Zum anderen, sagt Mittelstädt, habe es einige Neuerungen gegeben: Neben der Möglichkeit eines dritten Geschlechtseintrags „divers“ im Personenstandsregister wurden die medizinischen Richtlinien überarbeitet. Trans*-Menschen müssen nicht mehr im sogenannten „Alltagstest“ ihr Trans*sein nachweisen. Und es gibt keine Mindestdauer von einem Jahr mehr, in der sich Betroffene psychotherapeutisch behandeln lassen müssen.

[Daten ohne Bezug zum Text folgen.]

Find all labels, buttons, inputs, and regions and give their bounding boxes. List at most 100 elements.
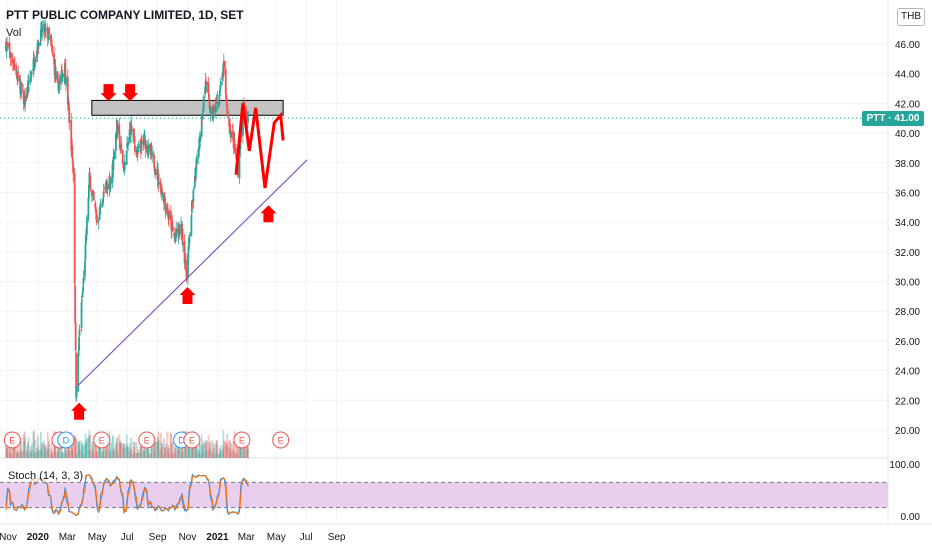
- volume-bar: [89, 434, 92, 458]
- candle-body: [223, 61, 226, 69]
- support-trendline[interactable]: [77, 159, 308, 386]
- candle-body: [233, 139, 236, 150]
- volume-bar: [230, 443, 233, 458]
- candle-body: [15, 69, 18, 73]
- volume-bar: [240, 441, 242, 458]
- candle-body: [13, 64, 16, 67]
- currency-badge[interactable]: THB: [897, 8, 925, 26]
- candle-body: [178, 229, 181, 235]
- earnings-marker[interactable]: [138, 431, 156, 449]
- candle-body: [67, 101, 70, 103]
- candle-body: [72, 163, 75, 174]
- volume-bar: [154, 442, 157, 458]
- candle-body: [49, 35, 52, 41]
- volume-bar: [173, 445, 176, 458]
- candle-body: [61, 75, 64, 82]
- price-axis[interactable]: 20.00 22.00 24.00 26.00 28.00 30.00 32.00 34.00…: [889, 40, 920, 523]
- volume-bar: [116, 452, 119, 458]
- candle-body: [48, 27, 51, 34]
- candle-body: [197, 151, 200, 153]
- candle-body: [19, 86, 22, 95]
- candle-body: [130, 124, 133, 133]
- volume-bar: [36, 451, 39, 458]
- volume-bar: [158, 440, 160, 458]
- volume-bar: [95, 440, 98, 458]
- earnings-markers-layer[interactable]: EEDEEDEEE: [3, 431, 290, 449]
- volume-bar: [115, 438, 118, 458]
- volume-bar: [61, 452, 64, 458]
- earnings-marker[interactable]: [3, 431, 21, 449]
- volume-bar: [224, 441, 227, 458]
- candle-body: [102, 191, 105, 198]
- volume-bar: [182, 450, 184, 458]
- candle-body: [205, 83, 208, 90]
- earnings-marker[interactable]: [272, 431, 290, 449]
- time-tick-label: Jul: [121, 532, 134, 543]
- volume-bar: [6, 448, 8, 458]
- earnings-marker[interactable]: [233, 431, 251, 449]
- projection-layer[interactable]: [234, 103, 285, 189]
- candle-body: [142, 143, 145, 145]
- volume-label: Vol: [6, 27, 22, 39]
- candle-body: [176, 228, 179, 233]
- candle-body: [195, 156, 198, 165]
- volume-bar: [111, 435, 114, 458]
- volume-bar: [180, 444, 183, 458]
- volume-bar: [180, 441, 183, 458]
- time-axis[interactable]: Nov 2020 Mar May Jul Sep Nov 2021 Mar May Jul Sep: [0, 532, 346, 543]
- candle-body: [146, 145, 149, 153]
- candle-body: [65, 78, 68, 83]
- volume-bar: [198, 453, 201, 458]
- candle-body: [169, 210, 172, 220]
- candle-body: [24, 96, 27, 106]
- volume-bar: [197, 449, 200, 458]
- candle-body: [229, 124, 232, 134]
- candle-body: [12, 66, 15, 67]
- volume-bar: [170, 443, 173, 458]
- volume-bar: [139, 452, 142, 458]
- trendline-layer[interactable]: [77, 159, 308, 386]
- candle-body: [71, 145, 74, 159]
- candle-body: [137, 149, 140, 152]
- candle-body: [221, 74, 224, 80]
- volume-bar: [105, 451, 108, 458]
- up-arrow-icon: [71, 402, 88, 420]
- candle-body: [219, 81, 222, 86]
- volume-bar: [190, 440, 193, 458]
- volume-bar: [9, 451, 11, 458]
- volume-bar: [239, 443, 242, 458]
- candle-body: [238, 152, 241, 179]
- candle-body: [228, 118, 231, 127]
- candle-body: [153, 155, 156, 168]
- volume-bar: [128, 443, 131, 458]
- volume-bar: [168, 448, 171, 458]
- volume-bar: [184, 443, 186, 458]
- earnings-marker[interactable]: [183, 431, 201, 449]
- volume-bar: [209, 447, 211, 458]
- candle-body: [113, 151, 116, 160]
- volume-bar: [34, 452, 36, 458]
- candle-body: [132, 132, 135, 136]
- volume-bar: [106, 444, 108, 458]
- stoch-d-line: [5, 474, 249, 516]
- volume-bar: [150, 444, 153, 458]
- volume-bar: [236, 452, 238, 458]
- marker-label: E: [9, 436, 15, 446]
- volume-bar: [156, 442, 158, 458]
- volume-bar: [60, 443, 62, 458]
- price-tick-label: 22.00: [895, 396, 920, 407]
- dividend-marker[interactable]: [57, 431, 75, 449]
- projection-path[interactable]: [234, 103, 285, 189]
- candle-body: [139, 150, 142, 154]
- volume-bar: [19, 448, 22, 458]
- volume-bar: [236, 441, 239, 458]
- earnings-marker[interactable]: [93, 431, 111, 449]
- candle-body: [230, 131, 233, 138]
- volume-bar: [235, 434, 237, 458]
- candle-body: [225, 94, 228, 102]
- candle-body: [68, 107, 71, 123]
- candle-body: [135, 149, 138, 153]
- volume-bar: [137, 448, 139, 458]
- candle-body: [39, 43, 42, 46]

Für die queerpolitische Sprecherin der Linken, Maja Tegeler, sind die Vorhaben ein guter Anfang. Wichtig sei ihr aber noch eine Verbesserung der Gesundheitsversorgung von Trans*-Menschen in Bremen. So gibt es anders als in Hamburg oder Hannover keine Endokrinolog*innen, die qualifiziert sind, gegengeschlechtliche Hormone zu verschreiben.